La mobilisation de connaissances savantes dans des dispositifs et des politiques publiques constituera un terrain d’étude privilégié pour s’intéresser à cette question. Au sein de Triangle, des recherches sur ce thème ont été conduites depuis plusieurs années en parallèle dans les pôles Action publique et Economies politiques, qu’il apparaît de plus en plus pertinent de faire dialoguer. Pour illustrer ce thème, on peut mentionner des travaux en cours sur le développement et l’usage en France de modèles de microsimulation économique dans les politiques publiques, mobilisés dans des réformes de la fiscalité. À partir d’une analyse fine des hypothèses et des raisonnements sur lesquelles reposent des modèles issus de la recherche universitaire en économie, il s’agit de comprendre comment ils sont maniés, mis à l’épreuve et appropriés par des économistes de l’administration pour concevoir des réformes – donnant ainsi l’occasion de revenir sur l’hypothèse de la performativité des savoirs économiques sur l’économie. Mais la question de la mobilisation de savoirs scientifiques pourra également être abordée à partir du cas des politiques d’éducation, où l’expertise des chronobiologistes a par exemple été sollicitée dans la réforme des rythmes scolaires. Sur un registre un peu différent, on pourra aussi s’interroger sur les non-usages, les mises à distances, ou les processus d’invisibilisation de certains savoirs. Par exemple, alors que les politiques de santé invitent de plus en plus les médecins à se conformer à des recommandations basées sur la littérature scientifique (evidence based-medecine), les pratiques médicales restent marquées par des juxtapositions et des hybridations de savoirs.

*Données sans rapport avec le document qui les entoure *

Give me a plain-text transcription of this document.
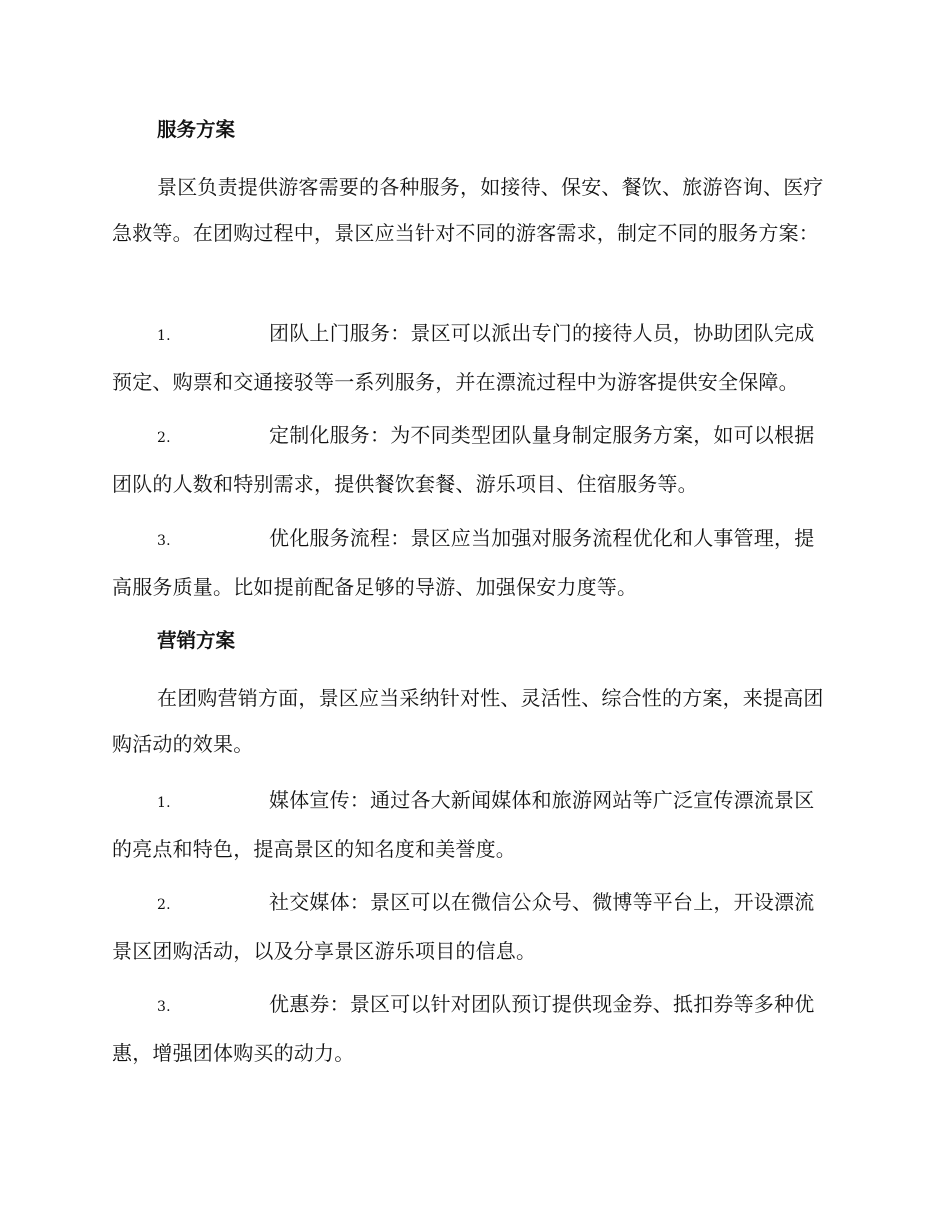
服务方案

景区负责提供游客需要的各种服务，如接待、保安、餐饮、旅游咨询、医疗急救等。在团购过程中，景区应当针对不同的游客需求，制定不同的服务方案：

1.	团队上门服务：景区可以派出专门的接待人员，协助团队完成预定、购票和交通接驳等一系列服务，并在漂流过程中为游客提供安全保障。

2.	定制化服务：为不同类型团队量身制定服务方案，如可以根据团队的人数和特别需求，提供餐饮套餐、游乐项目、住宿服务等。

3.	优化服务流程：景区应当加强对服务流程优化和人事管理，提高服务质量。比如提前配备足够的导游、加强保安力度等。

营销方案

在团购营销方面，景区应当采纳针对性、灵活性、综合性的方案，来提高团购活动的效果。

1.	媒体宣传：通过各大新闻媒体和旅游网站等广泛宣传漂流景区的亮点和特色，提高景区的知名度和美誉度。

2.	社交媒体：景区可以在微信公众号、微博等平台上，开设漂流景区团购活动，以及分享景区游乐项目的信息。

3.	优惠券：景区可以针对团队预订提供现金券、抵扣券等多种优惠，增强团体购买的动力。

Enfin, cette thématique sera aussi l’occasion de discuter de l’émergence de nouvelles formes de connaissances expertes et de leurs usages dans l’action publique. Plusieurs membres du chantier participent au projet « Outils numériques et actions publiques », une recherche interdisciplinaire associant économistes, gestionnaires, politiques et sociologues et soutenue par la Maison des sciences de l’Homme Lyon Saint Etienne. L’un des enjeux de ce projet est de s’interroger sur les conséquences des politiques d’open government, prônant la transparence de l’État. Dans ce cadre, la mise à disposition de données numériques ne se réduit pas à une transmission d’informations : en effet, elle permet à différents acteurs de constituer de nouvelles connaissances sur les activités de l’État et des institutions politiques. Sur la scène européenne, par exemple, la publication de grandes bases de données relatives aux activités de lobbying donne lieu depuis plusieurs années à une intense production de rapports et d’analyses par différentes parties prenantes (groupes d’intérêts économiques, militants, experts), ces connaissances étant ensuite enrôlées dans des luttes politiques. L’analyse de la « forme rapport », et du développement de tout un secteur de la consultance et de l’expertise dans le cadre des politiques d’éducation engage des réflexions similaires, permettant d’observer les catégories d’un savoir de gouvernement hybride en construction, circulant entre le niveau national et local. De même, ces travaux pourront être mis en perspective avec les recherches s’interrogeant sur les usages militants de savoirs scientifiques. A ce titre, les recherches en cours sur les Animal Studies, un champ de recherche étudiant la place occupée par les animaux dans les sociétés humaines et fortement investi par les militants de la cause animale, constitueront un terrain idéal pour discuter de l’hybridation des registres scientifiques et militants.